Impact of Clinical Image Quality on Efficient Foundation Model Finetuning
This work addresses the practical challenge of variable image quality in medical imaging for clinicians, but it is incremental as it builds on existing foundation model methods.
The study investigated how clinical image quality affects the label-efficient finetuning of a prostate MRI foundation model, finding that mismatches in quality between finetuning and test sets reduce performance, with sufficient high-quality images needed to maintain gains, though label efficiency depends on quality distribution.

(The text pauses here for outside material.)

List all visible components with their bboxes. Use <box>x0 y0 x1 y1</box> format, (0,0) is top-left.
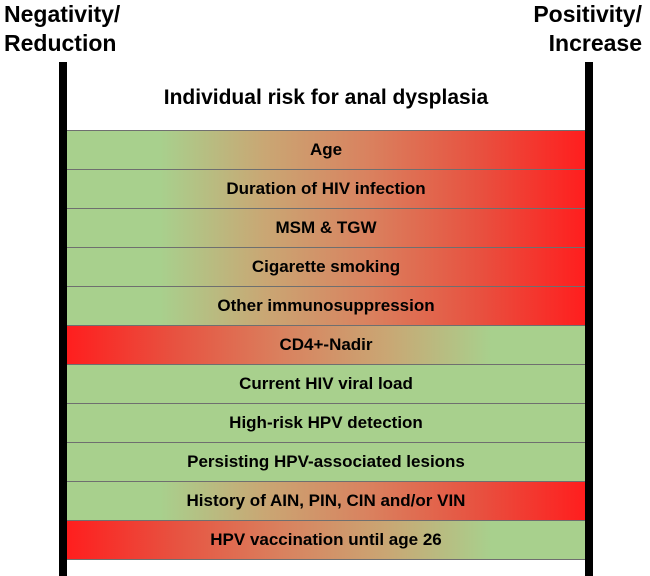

Foundation models in medical imaging have shown promising label efficiency, achieving high performance on downstream tasks using only a fraction of the annotated data otherwise required. In this study, we evaluate this potential in the context of prostate multiparametric MRI using ProFound, a recently developed domain-specific vision foundation model pretrained on large-scale prostate MRI datasets. We investigate the impact of variable image quality on the label-efficient finetuning, by quantifying the generalisability of the finetuned models. We conduct a comprehensive set of experiments by systematically varying the ratios of high- and low-quality images in the finetuning and evaluation sets. Our findings indicate that image quality distribution and its finetune-and-test mismatch significantly affect model performance. In particular: a) Varying the ratio of high- to low-quality images between finetuning and test sets leads to notable differences in downstream performance; and b) The presence of sufficient high-quality images in the finetuning set is critical for maintaining strong performance, whilst the importance of matched finetuning and testing distribution varies between different downstream tasks, such as automated radiology reporting and prostate cancer detection. Importantly, experimental results also show that, although finetuning requires significantly less labeled data compared to training from scratch when the quality ratio is consistent, this label efficiency is not independent of the image quality distribution. For example, we show cases that, without sufficient high-quality images in finetuning, finetuned models may fail to outperform those without pretraining.